Ryan Pflaum / CC BY-SA
From the time it was incorporated as a city in 1819 until roughly the Civil War, Cincinnati was known as “Porkopolis,” as it led the nation in pork production due to easy access to water transportation. And since 1999, over 30,000 walkers and runners participate in the annual “Flying Pig Marathon,”as a reminder of all of the pigs which sauntered through the city streets during those earlier times.
Much has changed since those early days. For nearly a century, beginning in the 1870s, Cincinnati was known as the machine tool capital of the world, but relinquished that title as sole sourcing and new technologies entered the market.
Today, as a regional hub, the Cincinnati metro area boasts a diverse blue- and white-collar economy and next generation industries spanning geographically from the northern Kentucky region to nearly Dayton, Ohio. Fortune 500 companies P&G, GE, and Kroger are all large employers, and Amazon has started building its new transportation hub at greater Cincinnati airport. And Cincinnati Children’s Hospital has consistently been ranked in the top 3 among all U.S. children’s hospitals.
For someone wanting to start a company from scratch, there are plenty of resources to draw from. Accelerators, incubators, university programs, fund and angel groups, and minority resources are all readily available. Three major universities (UC, Xavier, NKU) in the greater Cincinnati area all provide the talent, research, and entrepreneurship needed to fuel the high-tech economy of tomorrow. . “Where next lives” is the University of Cincinnati’s mantra, and the UC 1819 Innovation Hub is “where next happens, “is also part of UC’s overall innovation agenda.
The Venture Lab, a compendium of these universities and smaller nearby institutions, was founded in 2018 as a group accelerator program. David Adams, UC’s chief innovation officer explains that this first of its kind partnership in the Midwest takes a novel approach. Instead of a traditional parochial and inward-facing innovation, the Venture Lab’s ecosystem is outward facing. And since July 2019, the Venture Lab, housed at UC’s 1819 Innovation Hub, has generated a record 400% increase in startups spun out of UC in its first year, and a 1,000% increase to date. More than a dozen Venture Lab graduate startups, and counting, have attracted funding.
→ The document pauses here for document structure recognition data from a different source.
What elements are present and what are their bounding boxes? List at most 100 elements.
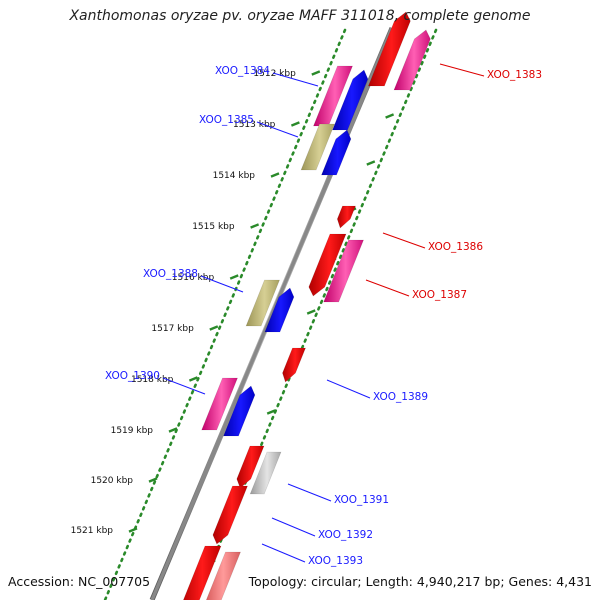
kbp-tick-mark [128,527,138,533]
gene-arrow-body [308,233,347,297]
accession-label: Accession: NC_007705 [8,574,151,589]
gene-arrow-body [183,545,222,600]
gene-label-text[interactable]: XOO_1392 [318,529,373,541]
kbp-tick-label: 1516 kbp [172,273,215,283]
gene-label-text[interactable]: XOO_1388 [143,268,198,280]
gene-label-text[interactable]: XOO_1384 [215,65,270,77]
leader-line [200,275,244,293]
gene-label-XOO_1384[interactable]: XOO_1384 [215,65,319,87]
leader-line [326,379,371,399]
leader-line [287,483,332,502]
gene-arrow-body [321,129,352,176]
gene-arrow-body [300,123,335,171]
gene-label-XOO_1390[interactable]: XOO_1390 [105,370,206,395]
leader-line [272,72,319,87]
kbp-tick-label: 1518 kbp [131,375,174,385]
kbp-tick-mark [188,376,198,382]
right-guide-line [194,28,438,600]
kbp-tick-label: 1521 kbp [71,526,114,536]
gene-arrow-body [223,385,256,437]
leader-line [271,517,316,537]
gene-label-text[interactable]: XOO_1391 [334,494,389,506]
kbp-tick-label: 1514 kbp [213,171,256,181]
gene-arrow-body [212,485,248,545]
backbone-core [150,27,394,600]
gene-label-text[interactable]: XOO_1385 [199,114,254,126]
gene-label-XOO_1392[interactable]: XOO_1392 [271,517,373,541]
gene-arrow-XOO_1390 [201,377,238,431]
gene-arrow-body [205,551,241,600]
gene-arrow-XOO_1391 [249,451,282,495]
left-guide-line [103,28,347,600]
gene-label-text[interactable]: XOO_1386 [428,241,483,253]
gene-arrow-XOO_1392 [212,485,248,545]
gene-arrow-XOO_1387 [323,239,364,303]
kbp-tick-mark [229,274,239,280]
gene-arrow-XOO_1389 [282,347,306,383]
kbp-tick-mark [250,223,260,229]
kbp-tick-mark [366,160,376,166]
gene-label-text[interactable]: XOO_1390 [105,370,160,382]
gene-label-XOO_1383[interactable]: XOO_1383 [439,63,542,81]
gene-arrow-body [336,205,356,229]
gene-label-XOO_1393[interactable]: XOO_1393 [261,543,363,567]
gene-arrow-XOO_1390-blue [223,385,256,437]
gene-label-text[interactable]: XOO_1389 [373,391,428,403]
gene-label-text[interactable]: XOO_1387 [412,289,467,301]
gene-arrow-XOO_1383-part [367,11,411,87]
gene-arrow-body [323,239,364,303]
gene-label-XOO_1391[interactable]: XOO_1391 [287,483,389,506]
kbp-tick-mark [290,121,300,127]
gene-features [183,11,431,600]
gene-label-XOO_1385[interactable]: XOO_1385 [199,114,299,138]
kbp-tick-mark [270,172,280,178]
leader-line [365,279,410,297]
gene-label-XOO_1387[interactable]: XOO_1387 [365,279,467,301]
gene-label-text[interactable]: XOO_1393 [308,555,363,567]
kbp-tick-label: 1517 kbp [151,324,194,334]
gene-arrow-body [332,69,369,131]
gene-arrow-body [249,451,282,495]
kbp-tick-mark [266,409,276,415]
gene-arrow-XOO_1383 [393,29,431,91]
leader-line [256,121,299,138]
gene-arrow-XOO_1391-red [236,445,265,489]
gene-arrow-body [236,445,265,489]
map-title: Xanthomonas oryzae pv. oryzae MAFF 31101… [69,8,531,24]
kbp-tick-label: 1519 kbp [111,426,154,436]
kbp-tick-label: 1520 kbp [91,476,134,486]
gene-label-text[interactable]: XOO_1383 [487,69,542,81]
gene-arrow-body [393,29,431,91]
leader-line [261,543,306,563]
kbp-tick-mark [209,325,219,331]
kbp-tick-mark [306,309,316,315]
kbp-tick-mark [168,427,178,433]
gene-arrow-body [245,279,280,327]
genome-summary: Topology: circular; Length: 4,940,217 bp… [248,574,592,589]
gene-arrow-body [264,287,295,333]
gene-arrow-XOO_1393 [205,551,241,600]
kbp-tick-label: 1515 kbp [192,222,235,232]
gene-arrow-XOO_1386 [336,205,356,229]
gene-arrow-XOO_1388-blue [264,287,295,333]
gene-arrow-XOO_1385 [300,123,335,171]
gene-arrow-XOO_1384-blue [332,69,369,131]
genome-backbone [149,27,395,600]
leader-line [382,232,426,249]
gene-arrow-XOO_1388 [245,279,280,327]
gene-label-XOO_1386[interactable]: XOO_1386 [382,232,483,253]
kbp-tick-label: 1513 kbp [233,120,276,130]
gene-label-XOO_1388[interactable]: XOO_1388 [143,268,244,293]
guide-lines [103,28,438,600]
gene-labels: XOO_1383 XOO_1384 XOO_1385 XOO_1386 XOO_1387… [105,63,542,567]
gene-arrow-body [282,347,306,383]
gene-arrow-XOO_1387-red [308,233,347,297]
gene-arrow-XOO_1393-red [183,545,222,600]
gene-label-XOO_1389[interactable]: XOO_1389 [326,379,428,403]
gene-arrow-body [201,377,238,431]
leader-line [162,377,206,395]
gene-arrow-body [367,11,411,87]
leader-line [439,63,485,77]
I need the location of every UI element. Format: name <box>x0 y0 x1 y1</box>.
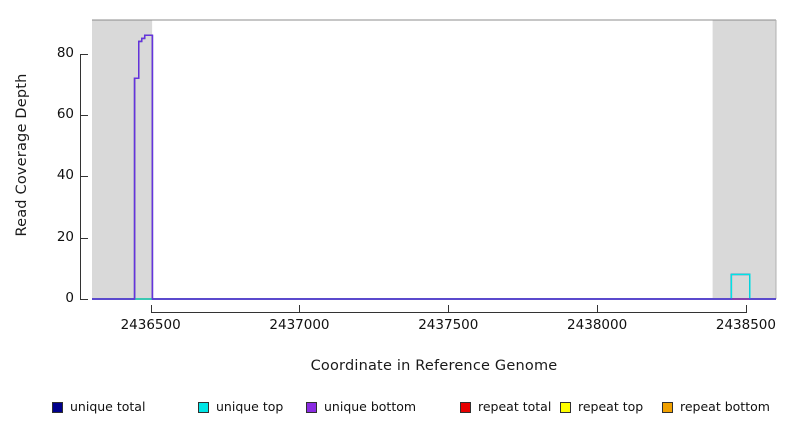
legend-item-unique-bottom[interactable]: unique bottom <box>306 396 416 418</box>
legend-label: unique bottom <box>324 399 417 414</box>
legend-item-repeat-total[interactable]: repeat total <box>460 396 551 418</box>
x-tickmark <box>745 305 747 313</box>
legend-label: repeat bottom <box>680 399 770 414</box>
chart-legend: unique total unique top unique bottom repea… <box>0 396 792 420</box>
legend-swatch-icon <box>52 401 63 413</box>
legend-swatch-icon <box>662 401 673 413</box>
x-tick-label: 2438500 <box>715 317 776 333</box>
series-unique-bottom <box>92 34 776 300</box>
x-tick-label: 2437500 <box>418 317 479 333</box>
legend-swatch-icon <box>306 401 317 413</box>
x-tickmark <box>150 305 152 313</box>
legend-item-unique-top[interactable]: unique top <box>198 396 283 418</box>
legend-swatch-icon <box>560 401 571 413</box>
repeat-region-left <box>92 20 153 299</box>
y-tick-label: 60 <box>56 106 74 123</box>
y-tickmark <box>80 176 88 178</box>
legend-item-unique-total[interactable]: unique total <box>52 396 145 418</box>
y-tick-label: 40 <box>56 167 74 184</box>
y-tickmark <box>80 299 88 300</box>
x-tickmark <box>448 305 450 313</box>
legend-item-repeat-bottom[interactable]: repeat bottom <box>662 396 770 418</box>
x-axis-line <box>150 312 746 313</box>
x-tickmark <box>597 305 599 313</box>
y-tickmark <box>80 115 88 117</box>
x-tick-label: 2437000 <box>269 317 330 333</box>
y-axis-line <box>80 53 81 299</box>
y-tick-label: 0 <box>65 290 74 306</box>
legend-swatch-icon <box>460 401 471 413</box>
y-tickmark <box>80 53 88 55</box>
x-tickmark <box>299 305 301 313</box>
y-tickmark <box>80 237 88 239</box>
series-unique-top <box>92 273 776 300</box>
y-tick-label: 80 <box>56 44 74 61</box>
legend-label: repeat total <box>478 399 552 414</box>
repeat-region-right <box>712 20 776 299</box>
x-tick-label: 2436500 <box>120 317 181 333</box>
series-unique-total <box>92 34 776 300</box>
x-axis-title: Coordinate in Reference Genome <box>310 358 558 374</box>
legend-label: unique top <box>216 399 284 414</box>
y-tick-label: 20 <box>56 228 74 245</box>
legend-label: unique total <box>70 399 146 414</box>
x-tick-label: 2438000 <box>567 317 628 333</box>
legend-swatch-icon <box>198 401 209 413</box>
legend-label: repeat top <box>578 399 644 414</box>
legend-item-repeat-top[interactable]: repeat top <box>560 396 643 418</box>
One of the largest seed funds in the Midwest, CincyTech, has $60M under current management, and has produced nearly $900M in follow-on investments. Its mission is to provide advice and capital to entrepreneurs, help research institutions commercialize technology through startups, and catalyze investment from individuals and institutions into regional companies.
Companies relocating from the east or west coast will find that Cincinnati has the lowest cost index for doing business among the 30 largest cities in the nation. And since 2003, the non-profit Cincinnati Center City Development Corporation has pumped over $500M into the revitalized Over-the-Rhine section of downtown.
Although Cincy’s professional sports teams (Reds, Bengals, FC Cincinnati) have not fared well in recent years, the UC-Xavier collegiate basketball rivalry remains one of the most passionate in the country, with only 3 miles separating the two campuses and the annual Crosstown Shootout capturing national coverage every season.
Recently, the New York Times listed Cincinnati as the #8 in the world for places to visit, based on new and renovated theaters in the Over-The-Rhine area. Indeed, Cincinnati is truly the Queen City of the Midwest.